Grammar inheritance is implemented by ES6 (aka EcmaScript 2015) class inheritance. Each grammar defined by these mechanisms has a Parser property whose value is the actual class for that tag's parser. For example, bnf.Parser is a parser class that inherits from the defaultBaseGrammar.Parser class and does the actual parsing work of our bnf tag.

What is Missing?

Our grammar is essentially a PEG (Parsing Expression Grammar), where "/" is a prioritied choice operator and backtracking happens only within a rule. Our parsers do packrat memoization, which should result in linear parse times.

  • No support for left recursion.
  • No support for parameterized rules.
  • No support for positive or negative lookahead.
  • No support for exclusive choice.
  • Errors within the input to bnf are hard to debug.
  • Errors within the input to the generated tag (e.g., arith) are hard to debug.
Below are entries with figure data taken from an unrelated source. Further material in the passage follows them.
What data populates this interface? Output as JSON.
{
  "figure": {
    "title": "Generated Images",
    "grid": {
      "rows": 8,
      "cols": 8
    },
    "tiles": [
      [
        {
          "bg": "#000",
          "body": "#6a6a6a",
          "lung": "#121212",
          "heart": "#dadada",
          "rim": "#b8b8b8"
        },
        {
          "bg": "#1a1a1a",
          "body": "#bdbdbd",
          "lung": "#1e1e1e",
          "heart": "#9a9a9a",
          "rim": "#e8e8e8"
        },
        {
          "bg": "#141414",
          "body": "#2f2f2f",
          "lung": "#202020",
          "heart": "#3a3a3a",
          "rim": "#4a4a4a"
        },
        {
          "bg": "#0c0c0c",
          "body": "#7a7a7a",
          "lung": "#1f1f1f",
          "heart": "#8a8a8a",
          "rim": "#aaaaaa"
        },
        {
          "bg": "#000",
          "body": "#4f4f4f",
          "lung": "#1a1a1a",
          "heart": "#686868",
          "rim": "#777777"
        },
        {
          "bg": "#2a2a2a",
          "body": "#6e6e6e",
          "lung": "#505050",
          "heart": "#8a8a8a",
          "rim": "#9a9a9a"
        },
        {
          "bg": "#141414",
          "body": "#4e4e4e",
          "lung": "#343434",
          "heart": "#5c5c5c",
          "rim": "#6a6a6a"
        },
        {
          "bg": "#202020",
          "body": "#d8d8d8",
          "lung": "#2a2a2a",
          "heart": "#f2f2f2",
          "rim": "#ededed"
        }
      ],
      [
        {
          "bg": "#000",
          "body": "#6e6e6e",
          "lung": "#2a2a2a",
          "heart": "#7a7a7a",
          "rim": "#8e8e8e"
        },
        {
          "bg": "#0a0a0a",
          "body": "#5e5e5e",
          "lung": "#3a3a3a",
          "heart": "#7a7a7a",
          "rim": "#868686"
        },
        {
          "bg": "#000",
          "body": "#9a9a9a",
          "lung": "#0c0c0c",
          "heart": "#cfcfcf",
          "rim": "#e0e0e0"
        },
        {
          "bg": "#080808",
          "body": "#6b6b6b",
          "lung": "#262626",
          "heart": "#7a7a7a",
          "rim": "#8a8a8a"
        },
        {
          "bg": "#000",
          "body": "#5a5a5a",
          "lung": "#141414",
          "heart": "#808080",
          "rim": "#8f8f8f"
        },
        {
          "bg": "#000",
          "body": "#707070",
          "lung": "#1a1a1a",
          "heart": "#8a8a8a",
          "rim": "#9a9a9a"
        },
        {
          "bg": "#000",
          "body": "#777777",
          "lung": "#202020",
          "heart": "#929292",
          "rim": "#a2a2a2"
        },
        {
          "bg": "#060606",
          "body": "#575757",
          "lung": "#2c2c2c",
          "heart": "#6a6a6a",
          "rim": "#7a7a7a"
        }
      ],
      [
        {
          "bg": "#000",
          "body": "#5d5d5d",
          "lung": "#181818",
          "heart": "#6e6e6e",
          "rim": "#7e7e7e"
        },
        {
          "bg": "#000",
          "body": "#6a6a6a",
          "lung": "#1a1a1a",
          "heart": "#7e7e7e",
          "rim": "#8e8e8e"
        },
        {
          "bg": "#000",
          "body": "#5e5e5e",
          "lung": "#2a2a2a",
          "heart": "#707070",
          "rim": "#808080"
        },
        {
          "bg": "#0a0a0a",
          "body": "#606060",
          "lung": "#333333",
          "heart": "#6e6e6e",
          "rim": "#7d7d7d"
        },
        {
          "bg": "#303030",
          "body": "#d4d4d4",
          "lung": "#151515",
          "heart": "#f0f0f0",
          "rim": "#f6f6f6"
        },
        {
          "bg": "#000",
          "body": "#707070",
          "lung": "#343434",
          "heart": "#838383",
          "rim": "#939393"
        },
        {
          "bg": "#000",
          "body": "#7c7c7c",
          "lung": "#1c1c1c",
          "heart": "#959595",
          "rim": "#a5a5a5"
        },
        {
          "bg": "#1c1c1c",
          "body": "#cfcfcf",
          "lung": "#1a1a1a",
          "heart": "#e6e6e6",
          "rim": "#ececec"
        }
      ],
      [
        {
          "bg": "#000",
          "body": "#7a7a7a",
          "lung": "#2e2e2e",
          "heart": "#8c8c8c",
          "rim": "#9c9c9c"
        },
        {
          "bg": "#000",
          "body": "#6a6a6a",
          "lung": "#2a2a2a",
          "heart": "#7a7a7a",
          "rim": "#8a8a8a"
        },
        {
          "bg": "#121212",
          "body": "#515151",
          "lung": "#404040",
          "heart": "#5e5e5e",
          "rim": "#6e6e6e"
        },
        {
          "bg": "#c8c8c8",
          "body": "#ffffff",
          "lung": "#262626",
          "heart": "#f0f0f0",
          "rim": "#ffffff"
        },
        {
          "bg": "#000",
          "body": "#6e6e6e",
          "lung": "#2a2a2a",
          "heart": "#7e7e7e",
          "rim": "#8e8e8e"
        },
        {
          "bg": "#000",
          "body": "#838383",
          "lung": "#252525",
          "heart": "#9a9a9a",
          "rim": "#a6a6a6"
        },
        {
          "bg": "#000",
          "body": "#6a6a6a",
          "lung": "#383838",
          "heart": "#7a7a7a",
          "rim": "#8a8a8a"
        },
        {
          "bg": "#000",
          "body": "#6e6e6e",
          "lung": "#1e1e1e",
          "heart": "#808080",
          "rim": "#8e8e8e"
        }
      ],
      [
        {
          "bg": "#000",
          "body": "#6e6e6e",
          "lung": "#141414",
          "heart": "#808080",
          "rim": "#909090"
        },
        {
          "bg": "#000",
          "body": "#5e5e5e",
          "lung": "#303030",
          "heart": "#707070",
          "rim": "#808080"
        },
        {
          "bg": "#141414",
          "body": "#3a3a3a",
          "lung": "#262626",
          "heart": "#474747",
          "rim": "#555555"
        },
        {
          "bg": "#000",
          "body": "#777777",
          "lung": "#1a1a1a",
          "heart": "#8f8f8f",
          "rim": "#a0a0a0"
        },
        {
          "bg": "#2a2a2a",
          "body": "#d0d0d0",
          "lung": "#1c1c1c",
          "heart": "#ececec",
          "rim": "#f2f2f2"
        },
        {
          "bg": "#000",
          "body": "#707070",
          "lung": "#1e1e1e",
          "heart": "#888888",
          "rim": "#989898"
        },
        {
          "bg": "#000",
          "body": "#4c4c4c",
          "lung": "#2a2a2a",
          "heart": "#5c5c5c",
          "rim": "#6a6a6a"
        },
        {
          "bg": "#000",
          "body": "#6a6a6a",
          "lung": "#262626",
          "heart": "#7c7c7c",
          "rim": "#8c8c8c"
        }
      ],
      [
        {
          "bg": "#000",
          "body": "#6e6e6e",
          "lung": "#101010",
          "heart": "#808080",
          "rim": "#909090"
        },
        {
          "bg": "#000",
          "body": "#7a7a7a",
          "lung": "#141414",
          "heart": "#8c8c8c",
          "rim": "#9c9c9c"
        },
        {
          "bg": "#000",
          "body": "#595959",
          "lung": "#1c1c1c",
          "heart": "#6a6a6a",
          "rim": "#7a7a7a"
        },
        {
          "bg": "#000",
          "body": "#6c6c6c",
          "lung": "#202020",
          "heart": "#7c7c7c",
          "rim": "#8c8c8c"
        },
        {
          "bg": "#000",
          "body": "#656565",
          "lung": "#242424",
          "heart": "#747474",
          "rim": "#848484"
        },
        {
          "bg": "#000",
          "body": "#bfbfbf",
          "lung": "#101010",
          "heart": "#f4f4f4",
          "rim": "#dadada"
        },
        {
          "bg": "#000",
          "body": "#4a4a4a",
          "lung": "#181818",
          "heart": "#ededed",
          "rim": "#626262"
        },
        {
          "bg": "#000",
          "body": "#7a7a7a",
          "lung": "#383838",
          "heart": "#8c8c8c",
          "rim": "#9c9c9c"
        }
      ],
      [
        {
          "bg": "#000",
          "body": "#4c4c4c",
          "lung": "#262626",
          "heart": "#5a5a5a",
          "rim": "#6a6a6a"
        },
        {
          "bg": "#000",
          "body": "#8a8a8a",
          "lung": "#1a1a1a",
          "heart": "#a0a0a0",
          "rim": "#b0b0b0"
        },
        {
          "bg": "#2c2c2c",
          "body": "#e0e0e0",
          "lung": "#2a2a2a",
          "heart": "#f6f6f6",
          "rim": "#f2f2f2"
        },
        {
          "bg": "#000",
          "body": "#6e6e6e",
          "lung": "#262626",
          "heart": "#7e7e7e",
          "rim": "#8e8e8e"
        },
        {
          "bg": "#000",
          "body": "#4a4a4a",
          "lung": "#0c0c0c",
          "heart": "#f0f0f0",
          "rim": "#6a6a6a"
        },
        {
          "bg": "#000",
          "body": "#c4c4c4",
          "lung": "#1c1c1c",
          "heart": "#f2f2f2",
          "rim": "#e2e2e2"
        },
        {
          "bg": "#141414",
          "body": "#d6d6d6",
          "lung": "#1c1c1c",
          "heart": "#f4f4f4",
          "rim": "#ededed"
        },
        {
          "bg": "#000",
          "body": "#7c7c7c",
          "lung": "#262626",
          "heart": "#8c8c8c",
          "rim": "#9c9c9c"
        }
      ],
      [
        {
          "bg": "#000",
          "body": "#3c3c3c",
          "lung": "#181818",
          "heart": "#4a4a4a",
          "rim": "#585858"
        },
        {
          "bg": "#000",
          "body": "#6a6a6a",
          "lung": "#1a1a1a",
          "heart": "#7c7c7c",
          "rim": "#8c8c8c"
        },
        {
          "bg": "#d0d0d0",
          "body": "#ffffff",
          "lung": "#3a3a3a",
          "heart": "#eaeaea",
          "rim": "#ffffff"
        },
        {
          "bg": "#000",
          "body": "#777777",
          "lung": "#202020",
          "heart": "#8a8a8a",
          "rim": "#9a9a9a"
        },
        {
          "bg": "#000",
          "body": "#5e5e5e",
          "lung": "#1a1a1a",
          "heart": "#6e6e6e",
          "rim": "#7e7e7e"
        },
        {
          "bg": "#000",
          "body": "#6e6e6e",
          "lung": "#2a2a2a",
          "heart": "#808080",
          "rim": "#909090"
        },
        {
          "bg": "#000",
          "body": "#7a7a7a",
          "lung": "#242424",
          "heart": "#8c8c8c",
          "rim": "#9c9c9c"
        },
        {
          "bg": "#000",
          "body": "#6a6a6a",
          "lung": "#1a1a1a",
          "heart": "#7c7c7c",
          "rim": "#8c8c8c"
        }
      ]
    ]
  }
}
All these issues might improve with time, especially by studying and borrowing mechanism from OMeta. In particular, having the full memo table available should enable us to report better errors.

One issue with reporting good errors is unfixable, except by improving the template string mechanism in a future EcmaScript standard: The template string itself doesn't yet carry any source position information. If it did (e.g., template.sourceMap), then template string tags could report errors in their input in terms of original source position. This would necessarily also expose code to its own source position, which is probably good.